Frühjahrssitzung der "Bonner Runde"

Am 19. März dieses Jahres traf sich der Gesprächskreis "Bonner Runde", ein Beratungsgremium aus Vertretern von Wissenschaftsministerien, Hochschulen, Großforschungseinrichtungen, Landesunfallkassen, HIS und Hochschulvertretern im AGS (Ausschuss für Gefahrstoffe) und ABAS (Ausschuss für Biologische Arbeitsstoffe) zu seiner Frühjahrssitzung in Bonn.

Ziel der Sitzung war es, die lfd. Rechts- und Regelwerksvorhaben [u.a. Seveso-II-Richtlinie, IVU-Richtlinie, Strahlenschutz- und Röntgenverordnung, Gefahrstoffverordnung, TRGS 526 (Laboratorien)] hinsichtlich ihrer Auswirkungen auf den Hochschul- und Forschungsbereich zu diskutieren und ggf. Änderungsvorschläge zu formulieren. In diesem Zusammenhang wurde auch über die aktuellen Aktivitäten des AGS und des ABAS (sowie über die aufgenommenen Kontakte zu den EU-Behörden (s. HIS-MBL 4/2000) berichtet.
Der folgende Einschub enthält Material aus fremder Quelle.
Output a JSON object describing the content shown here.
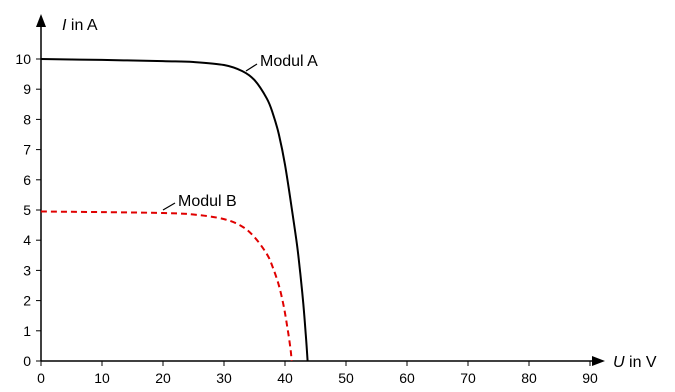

Die Bonner Runde befaßte sich darüber hinaus ausführlich mit der eigenen zukünftigen Arbeitsweise, die man öffentlichkeitswirksamer und in ihren Kommunikationsstrukturen effizienter gestalten möchte. Die bisherigen eher informellen Arbeitsformen sind der gewachsenen Bedeutung dieses Kreises, insbesondere durch die zugewiesene aktive Beratungsrolle der Kultusministerkonferenz und des Bundesrates (Kulturausschuß) in Fragen des Arbeits- und Umweltschutzes, nicht mehr adäquat.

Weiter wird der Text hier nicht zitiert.